I have a dataset with 5 labels
def get_label(file_path):
# convert the path to a list of path components
parts = tf.strings.split(file_path, os.path.sep)
class_names = ['daisy' 'dandelion' 'roses' 'sunflowers' 'tulips']
# The second to last is the class-directory
one_hot = parts[-2] == class_names
# Integer encode the label
return tf.argmax(one_hot)
def decode_img(img):
# convert the compressed string to a 3D uint8 tensor
img = tf.image.decode_jpeg(img, channels=3)
# resize the image to the desired size
return tf.image.resize(img, [img_height, img_width])

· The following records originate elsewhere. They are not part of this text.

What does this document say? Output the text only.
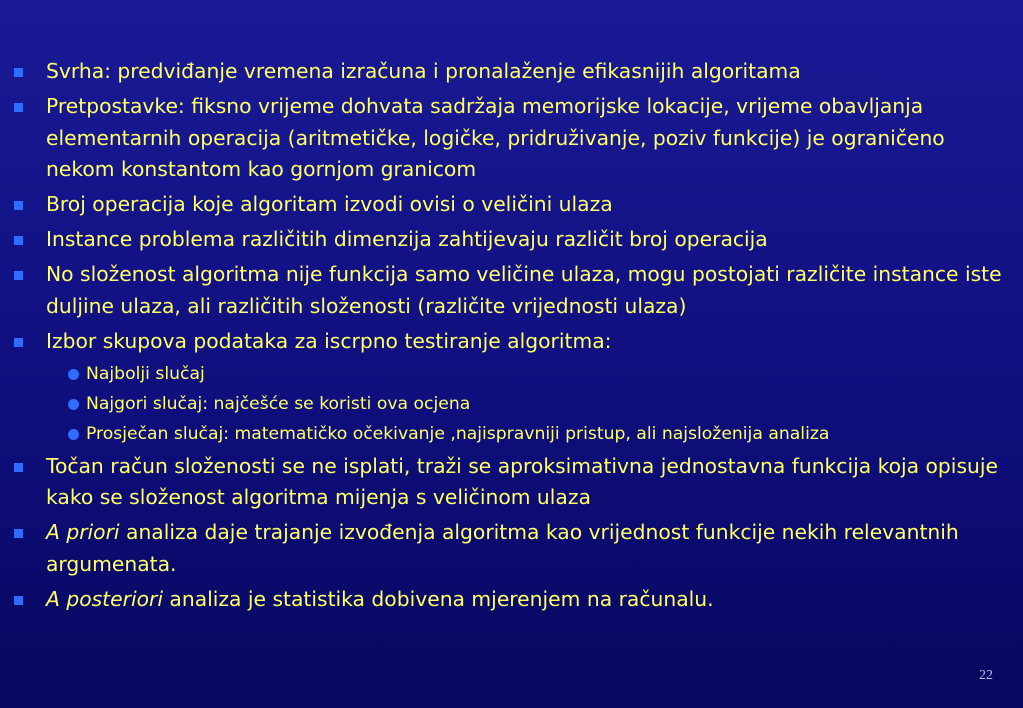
Svrha: predviđanje vremena izračuna i pronalaženje efikasnijih algoritama
Pretpostavke: fiksno vrijeme dohvata sadržaja memorijske lokacije, vrijeme obavljanja elementarnih operacija (aritmetičke, logičke, pridruživanje, poziv funkcije) je ograničeno nekom konstantom kao gornjom granicom
Broj operacija koje algoritam izvodi ovisi o veličini ulaza
Instance problema različitih dimenzija zahtijevaju različit broj operacija
No složenost algoritma nije funkcija samo veličine ulaza, mogu postojati različite instance iste duljine ulaza, ali različitih složenosti (različite vrijednosti ulaza)
Izbor skupova podataka za iscrpno testiranje algoritma:
Najbolji slučaj
Najgori slučaj: najčešće se koristi ova ocjena
Prosječan slučaj: matematičko očekivanje ,najispravniji pristup, ali najsloženija analiza
Točan račun složenosti se ne isplati, traži se aproksimativna jednostavna funkcija koja opisuje kako se složenost algoritma mijenja s veličinom ulaza
A priori analiza daje trajanje izvođenja algoritma kao vrijednost funkcije nekih relevantnih argumenata.
A posteriori analiza je statistika dobivena mjerenjem na računalu.
22
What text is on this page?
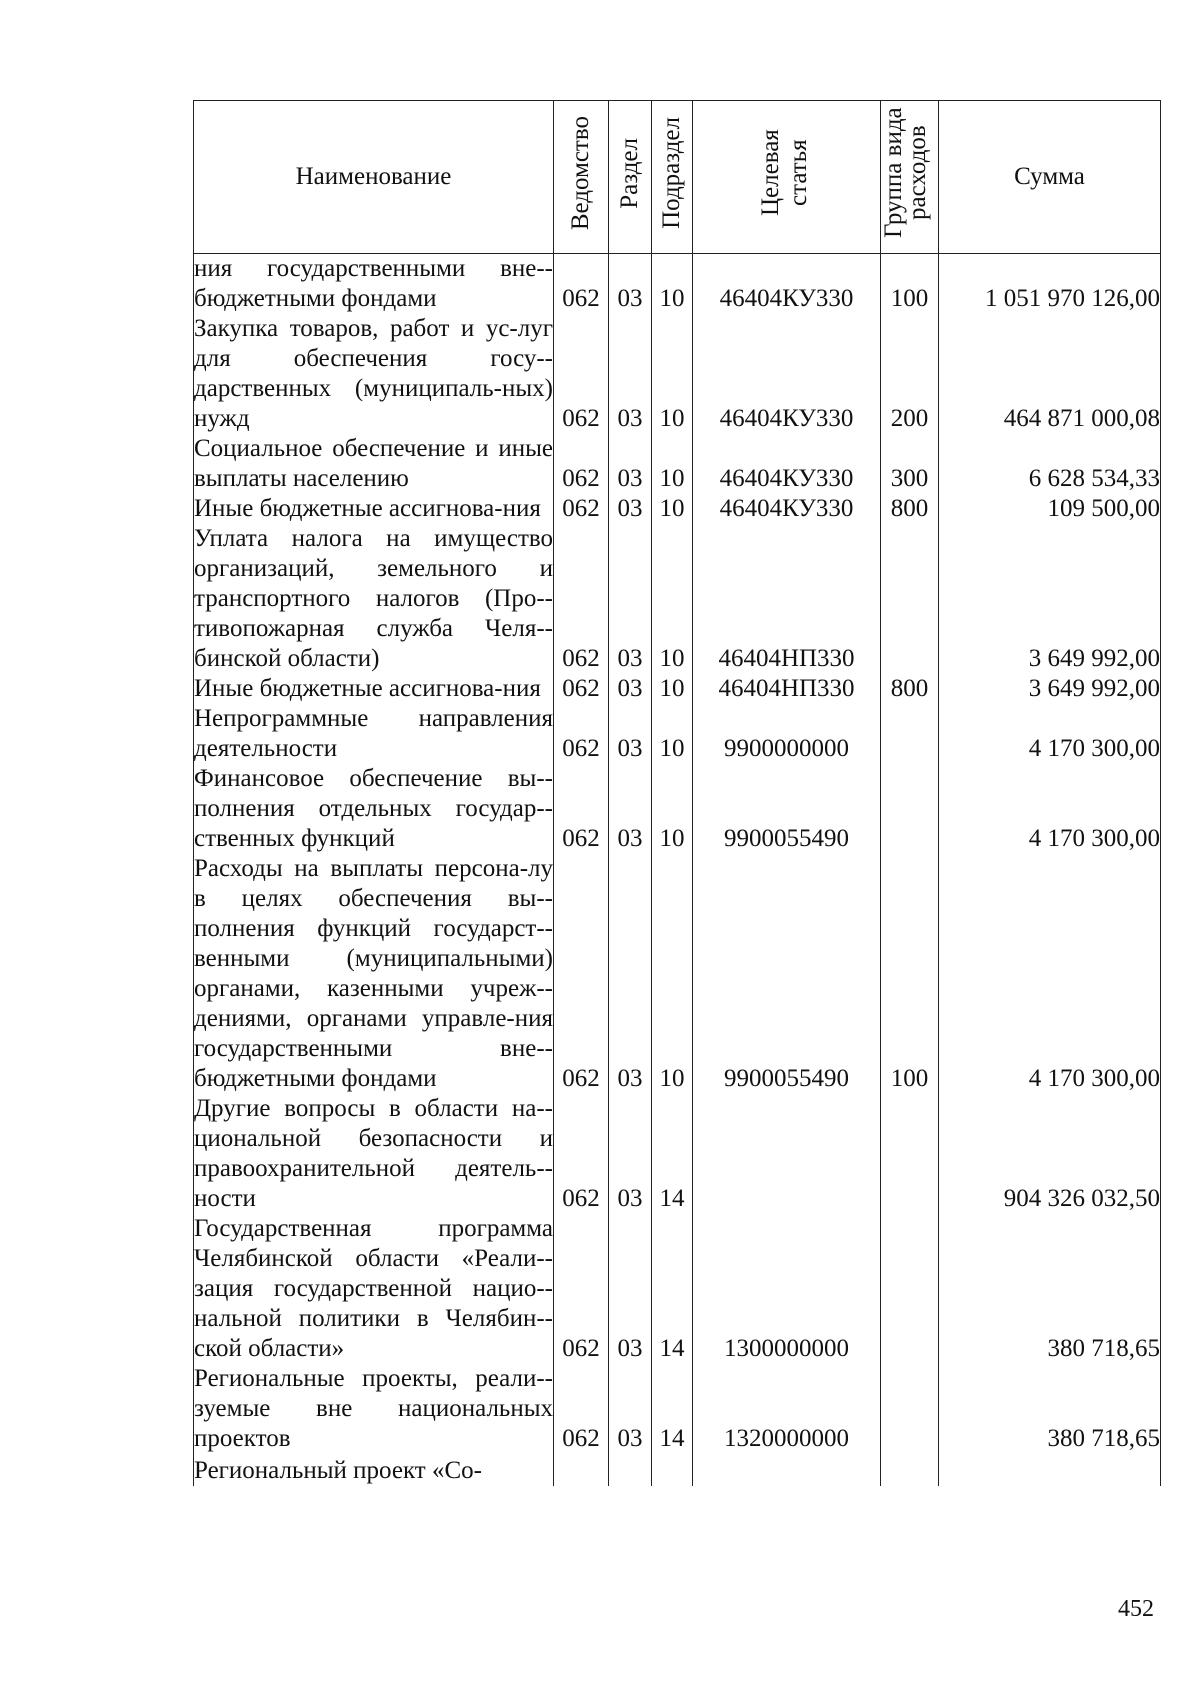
Наименование	Ведомство	Раздел	Подраздел	Целевая статья	Группа вида расходов	Сумма
ния государственными вне-бюджетными фондами	062	03	10	46404КУ330	100	1 051 970 126,00
Закупка товаров, работ и ус-луг для обеспечения госу-дарственных (муниципаль-ных) нужд	062	03	10	46404КУ330	200	464 871 000,08
Социальное обеспечение и иные выплаты населению	062	03	10	46404КУ330	300	6 628 534,33
Иные бюджетные ассигнова-ния	062	03	10	46404КУ330	800	109 500,00
Уплата налога на имущество организаций, земельного и транспортного налогов (Про-тивопожарная служба Челя-бинской области)	062	03	10	46404НП330		3 649 992,00
Иные бюджетные ассигнова-ния	062	03	10	46404НП330	800	3 649 992,00
Непрограммные направления деятельности	062	03	10	9900000000		4 170 300,00
Финансовое обеспечение вы-полнения отдельных государ-ственных функций	062	03	10	9900055490		4 170 300,00
Расходы на выплаты персона-лу в целях обеспечения вы-полнения функций государст-венными (муниципальными) органами, казенными учреж-дениями, органами управле-ния государственными вне-бюджетными фондами	062	03	10	9900055490	100	4 170 300,00
Другие вопросы в области на-циональной безопасности и правоохранительной деятель-ности	062	03	14			904 326 032,50
Государственная программа Челябинской области «Реали-зация государственной нацио-нальной политики в Челябин-ской области»	062	03	14	1300000000		380 718,65
Региональные проекты, реали-зуемые вне национальных проектов	062	03	14	1320000000		380 718,65
Региональный проект «Со-						
452
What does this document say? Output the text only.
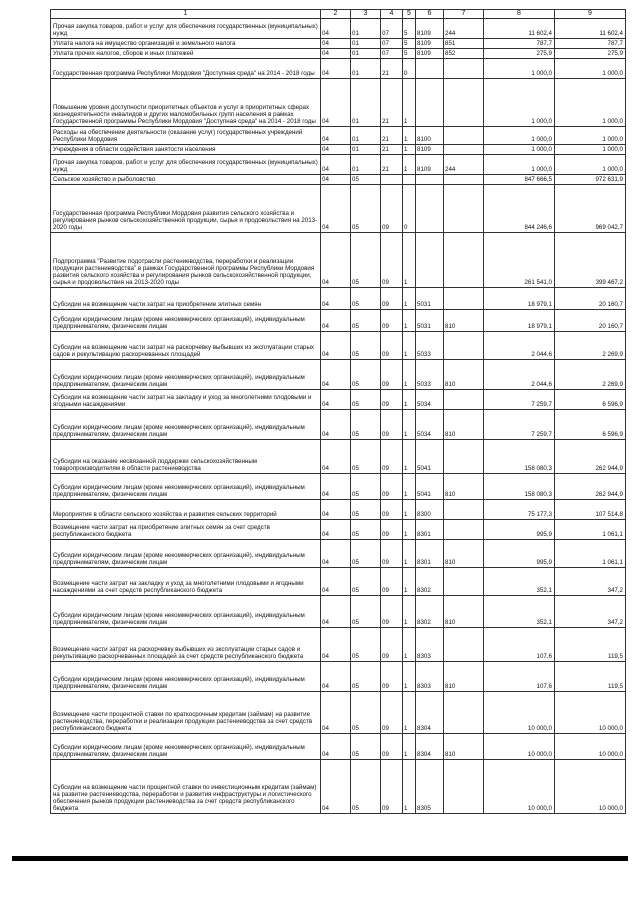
1	2	3	4	5	6	7	8	9
Прочая закупка товаров, работ и услуг для обеспечения государственных (муниципальных) нужд	04	01	07	5	8109	244	11 602,4	11 602,4
Уплата налога на имущество организаций и земельного налога	04	01	07	5	8109	851	787,7	787,7
Уплата прочих налогов, сборов и иных платежей	04	01	07	5	8109	852	275,9	275,9
Государственная программа Республики Мордовия "Доступная среда" на 2014 - 2018 годы	04	01	21	0			1 000,0	1 000,0
Повышение уровня доступности приоритетных объектов и услуг в приоритетных сферах жизнедеятельности инвалидов и других маломобильных групп населения в рамках Государственной программы Республики Мордовия "Доступная среда" на 2014 - 2018 годы	04	01	21	1			1 000,0	1 000,0
Расходы на обеспечение деятельности (оказание услуг) государственных учреждений Республики Мордовия	04	01	21	1	8100		1 000,0	1 000,0
Учреждения в области содействия занятости населения	04	01	21	1	8109		1 000,0	1 000,0
Прочая закупка товаров, работ и услуг для обеспечения государственных (муниципальных) нужд	04	01	21	1	8109	244	1 000,0	1 000,0
Сельское хозяйство и рыболовство	04	05					847 666,5	972 631,9
Государственная программа Республики Мордовия развития сельского хозяйства и регулирования рынков сельскохозяйственной продукции, сырья и продовольствия на 2013-2020 годы	04	05	09	0			844 246,6	969 042,7
Подпрограмма "Развитие подотрасли растениеводства, переработки и реализации продукции растениеводства" в рамках Государственной программы Республики Мордовия развития сельского хозяйства и регулирования рынков сельскохозяйственной продукции, сырья и продовольствия на 2013-2020 годы	04	05	09	1			261 541,0	399 467,2
Субсидии на возмещение части затрат на приобретение элитных семян	04	05	09	1	5031		18 979,1	20 160,7
Субсидии юридическим лицам (кроме некоммерческих организаций), индивидуальным предпринимателям, физическим лицам	04	05	09	1	5031	810	18 979,1	20 160,7
Субсидии на возмещение части затрат на раскорчевку выбывших из эксплуатации старых садов и рекультивацию раскорчеванных площадей	04	05	09	1	5033		2 044,6	2 269,9
Субсидии юридическим лицам (кроме некоммерческих организаций), индивидуальным предпринимателям, физическим лицам	04	05	09	1	5033	810	2 044,6	2 269,9
Субсидии на возмещение части затрат на закладку и уход за многолетними плодовыми и ягодными насаждениями	04	05	09	1	5034		7 259,7	6 596,9
Субсидии юридическим лицам (кроме некоммерческих организаций), индивидуальным предпринимателям, физическим лицам	04	05	09	1	5034	810	7 259,7	6 596,9
Субсидии на оказание несвязанной поддержки сельскохозяйственным товаропроизводителям в области растениеводства	04	05	09	1	5041		158 080,3	262 944,9
Субсидии юридическим лицам (кроме некоммерческих организаций), индивидуальным предпринимателям, физическим лицам	04	05	09	1	5041	810	158 080,3	262 944,9
Мероприятия в области сельского хозяйства и развития сельских территорий	04	05	09	1	8300		75 177,3	107 514,8
Возмещение части затрат на приобретение элитных семян за счет средств республиканского бюджета	04	05	09	1	8301		995,9	1 061,1
Субсидии юридическим лицам (кроме некоммерческих организаций), индивидуальным предпринимателям, физическим лицам	04	05	09	1	8301	810	995,9	1 061,1
Возмещение части затрат на закладку и уход за многолетними плодовыми и ягодными насаждениями за счет средств республиканского бюджета	04	05	09	1	8302		352,1	347,2
Субсидии юридическим лицам (кроме некоммерческих организаций), индивидуальным предпринимателям, физическим лицам	04	05	09	1	8302	810	352,1	347,2
Возмещение части затрат на раскорчевку выбывших из эксплуатации старых садов и рекультивацию раскорчеванных площадей за счет средств республиканского бюджета	04	05	09	1	8303		107,6	119,5
Субсидии юридическим лицам (кроме некоммерческих организаций), индивидуальным предпринимателям, физическим лицам	04	05	09	1	8303	810	107,6	119,5
Возмещение части процентной ставки по краткосрочным кредитам (займам) на развитие растениеводства, переработки и реализации продукции растениеводства за счет средств республиканского бюджета	04	05	09	1	8304		10 000,0	10 000,0
Субсидии юридическим лицам (кроме некоммерческих организаций), индивидуальным предпринимателям, физическим лицам	04	05	09	1	8304	810	10 000,0	10 000,0
Субсидии на возмещение части процентной ставки по инвестиционным кредитам (займам) на развитие растениеводства, переработки и развития инфраструктуры и логистического обеспечения рынков продукции растениеводства за счет средств республиканского бюджета	04	05	09	1	8305		10 000,0	10 000,0
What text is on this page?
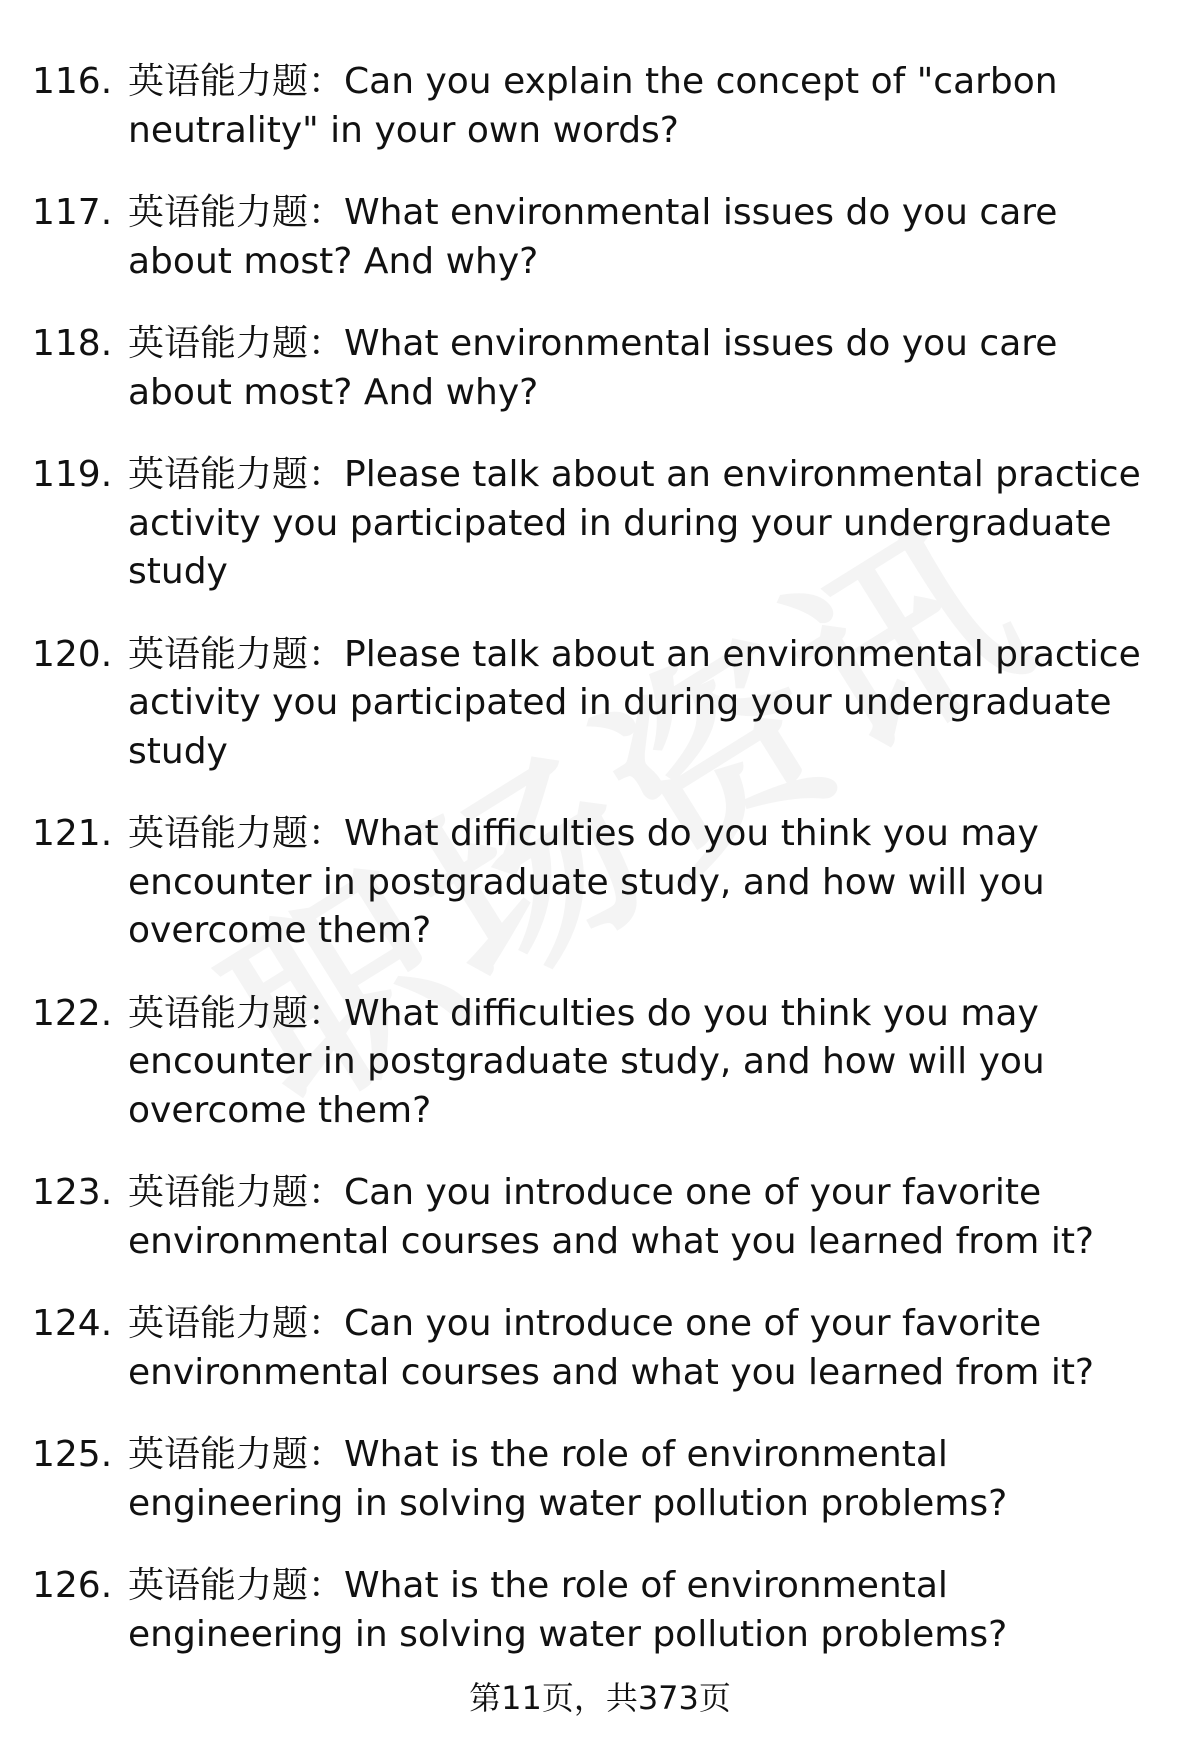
116. 英语能力题：Can you explain the concept of "carbon neutrality" in your own words?
117. 英语能力题：What environmental issues do you care about most? And why?
118. 英语能力题：What environmental issues do you care about most? And why?
119. 英语能力题：Please talk about an environmental practice activity you participated in during your undergraduate study
120. 英语能力题：Please talk about an environmental practice activity you participated in during your undergraduate study
121. 英语能力题：What difficulties do you think you may encounter in postgraduate study, and how will you overcome them?
122. 英语能力题：What difficulties do you think you may encounter in postgraduate study, and how will you overcome them?
123. 英语能力题：Can you introduce one of your favorite environmental courses and what you learned from it?
124. 英语能力题：Can you introduce one of your favorite environmental courses and what you learned from it?
125. 英语能力题：What is the role of environmental engineering in solving water pollution problems?
126. 英语能力题：What is the role of environmental engineering in solving water pollution problems?
第11页，共373页
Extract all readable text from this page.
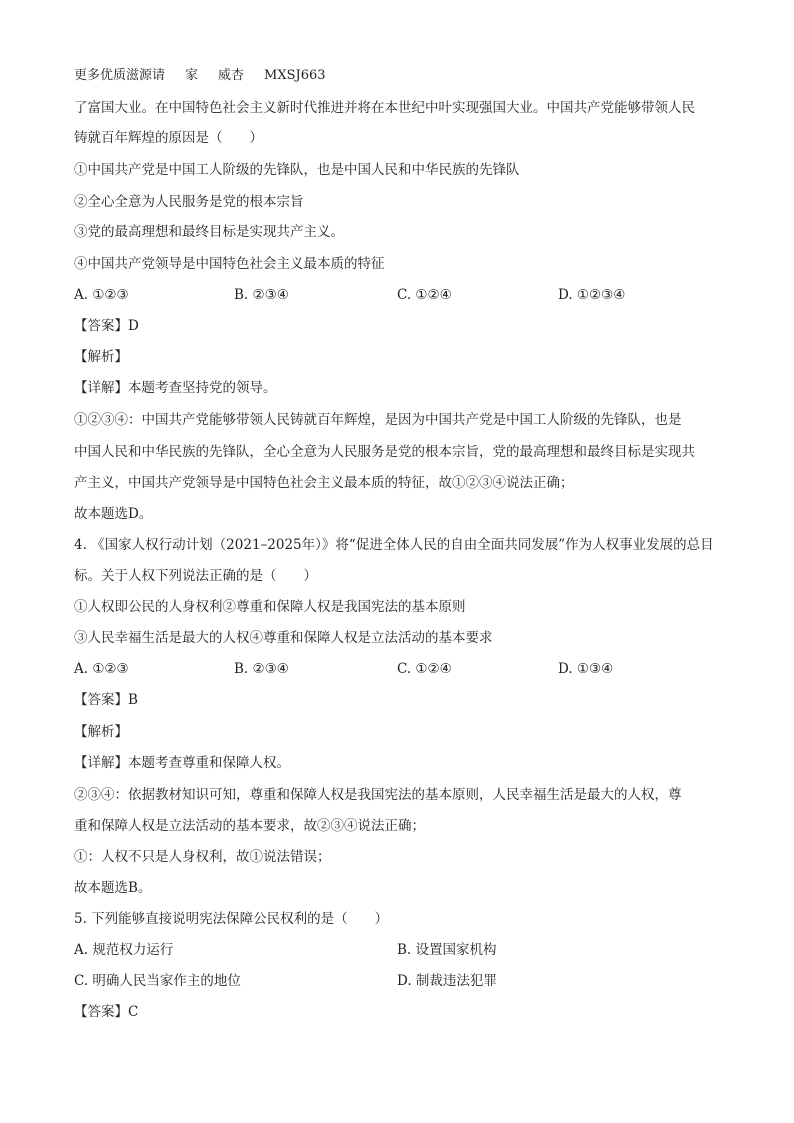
更多优质滋源请 家 威杏 MXSJ663
了富国大业。在中国特色社会主义新时代推进并将在本世纪中叶实现强国大业。中国共产党能够带领人民
铸就百年辉煌的原因是（　　）
①中国共产党是中国工人阶级的先锋队，也是中国人民和中华民族的先锋队
②全心全意为人民服务是党的根本宗旨
③党的最高理想和最终目标是实现共产主义。
④中国共产党领导是中国特色社会主义最本质的特征
A. ①②③	B. ②③④	C. ①②④	D. ①②③④
【答案】D
【解析】
【详解】本题考查坚持党的领导。
①②③④：中国共产党能够带领人民铸就百年辉煌，是因为中国共产党是中国工人阶级的先锋队，也是
中国人民和中华民族的先锋队，全心全意为人民服务是党的根本宗旨，党的最高理想和最终目标是实现共
产主义，中国共产党领导是中国特色社会主义最本质的特征，故①②③④说法正确；
故本题选D。
4. 《国家人权行动计划（2021–2025年）》将“促进全体人民的自由全面共同发展”作为人权事业发展的总目
标。关于人权下列说法正确的是（　　）
①人权即公民的人身权利②尊重和保障人权是我国宪法的基本原则
③人民幸福生活是最大的人权④尊重和保障人权是立法活动的基本要求
A. ①②③	B. ②③④	C. ①②④	D. ①③④
【答案】B
【解析】
【详解】本题考查尊重和保障人权。
②③④：依据教材知识可知，尊重和保障人权是我国宪法的基本原则，人民幸福生活是最大的人权，尊
重和保障人权是立法活动的基本要求，故②③④说法正确；
①：人权不只是人身权利，故①说法错误；
故本题选B。
5. 下列能够直接说明宪法保障公民权利的是（　　）
A. 规范权力运行	B. 设置国家机构
C. 明确人民当家作主的地位	D. 制裁违法犯罪
【答案】C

def process_path(file_path):
label = get_label(file_path)
# load the raw data from the file as a string
img = tf.io.read_file(file_path)
img = decode_img(img)
return img, label
train_ds = train_ds.map(process_path, num_parallel_calls=AUTOTUNE)
If I change this code with other dataset having 2 labels, class_names = ['dog', 'cat']
I find this error
TypeError: Value passed to parameter 'input' has DataType bool not in list of allowed values: float32, float64, int32, uint8, int16, int8, complex64, int64, qint8, quint8, qint32, bfloat16, uint16, complex128, float16, uint32, uint64
So how I can update def get_label(file_path)
My guess would be that tf.argmax requires one of these data-types (I can't test this right now)
so all you need to do is convert the output of
to int, the "==" evaluates to True/False which is probably not allowed.